You can, of course, doubt how effective these initiatives are going to be in practice. Google’s advisory board, for example, was sadly disbanded after just a week because of a backlash surrounding one of the appointed members. Talking the talk clearly isn’t good enough.

But there are companies out there that are truly making an impact.

To return to Davos, the chief executive of customer-relationship management provider Salesforce, Marc Benioff, warned this year that “this obsession that we have with maximising profits for shareholders alone has led to incredible inequality and a planetary emergency”. He declared modern capitalism is “dead”, saying that business leaders now have a “responsibility” to think beyond just shareholders. 

Benioff is putting his money where his mouth is. Not content to just talk about ethics, he’s hired someone to make it happen. In 2019, the company appointed Paula Goldman as  chief ethics officer to “implement a strategic framework for the ethical and humane use of technology” and build “an understanding of Salesforce’s broader responsibility to their customers and society”. 

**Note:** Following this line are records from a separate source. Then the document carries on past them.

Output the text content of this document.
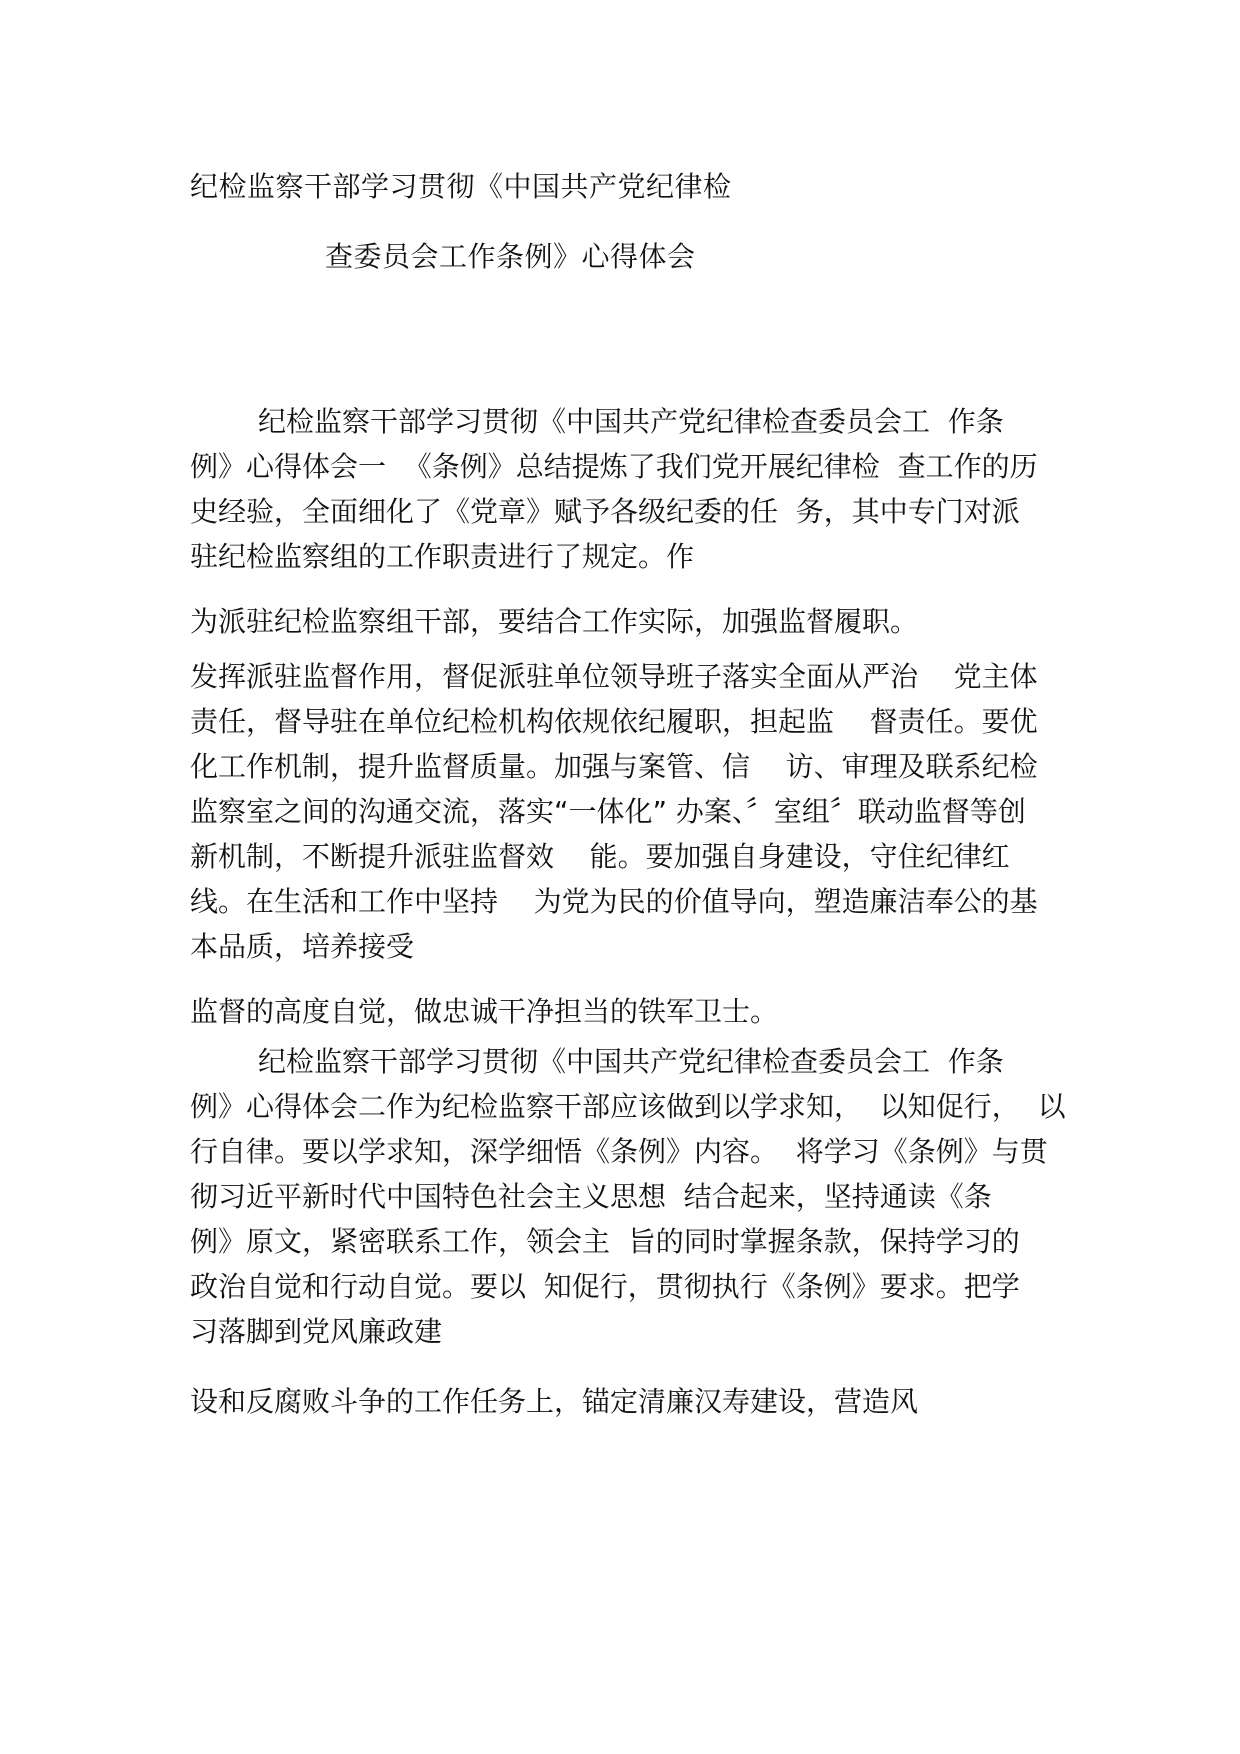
纪检监察干部学习贯彻《中国共产党纪律检
查委员会工作条例》心得体会
纪检监察干部学习贯彻《中国共产党纪律检查委员会工  作条
例》心得体会一  《条例》总结提炼了我们党开展纪律检  查工作的历
史经验，全面细化了《党章》赋予各级纪委的任  务，其中专门对派
驻纪检监察组的工作职责进行了规定。作
为派驻纪检监察组干部，要结合工作实际，加强监督履职。
发挥派驻监督作用，督促派驻单位领导班子落实全面从严治    党主体
责任，督导驻在单位纪检机构依规依纪履职，担起监    督责任。要优
化工作机制，提升监督质量。加强与案管、信    访、审理及联系纪检
监察室之间的沟通交流，落实“一体化” 办案、〞室组〞联动监督等创
新机制，不断提升派驻监督效    能。要加强自身建设，守住纪律红
线。在生活和工作中坚持    为党为民的价值导向，塑造廉洁奉公的基
本品质，培养接受
监督的高度自觉，做忠诚干净担当的铁军卫士。
纪检监察干部学习贯彻《中国共产党纪律检查委员会工  作条
例》心得体会二作为纪检监察干部应该做到以学求知，  以知促行，  以
行自律。要以学求知，深学细悟《条例》内容。  将学习《条例》与贯
彻习近平新时代中国特色社会主义思想  结合起来，坚持通读《条
例》原文，紧密联系工作，领会主  旨的同时掌握条款，保持学习的
政治自觉和行动自觉。要以  知促行，贯彻执行《条例》要求。把学
习落脚到党风廉政建
设和反腐败斗争的工作任务上，锚定清廉汉寿建设，营造风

Benioff isn’t the only one to have had this idea. Julian Wheatland, acting chief executive of Cambridge Analytica until it was shut down in May 2018, declared in a recent interview that chief ethics officers should be the norm.

Why? “To ensure that the company is actually doing what it says it’s doing. This person, along with internal audit procedures, would be responsible for making sure that the company is complying with its own data ethics policies and, frankly, thinking two steps ahead and anticipating danger — in precisely the way that regulators can’t.”

Corporates know that they have to become more “humane” and aware of their impact on society. There are limits to what you can do with company policy and messaging alone — if you want to be humane, you need a human. Once you’ve realised that tomorrow’s workers and consumers demand greater social and ethical responsibility from companies, you need to put that at the heart of your business.

It’s only a matter of time before chief ethics officers are a staple part of any big company’s management team. Could 2020 be the year that this new job title becomes mainstream? My money’s on yes.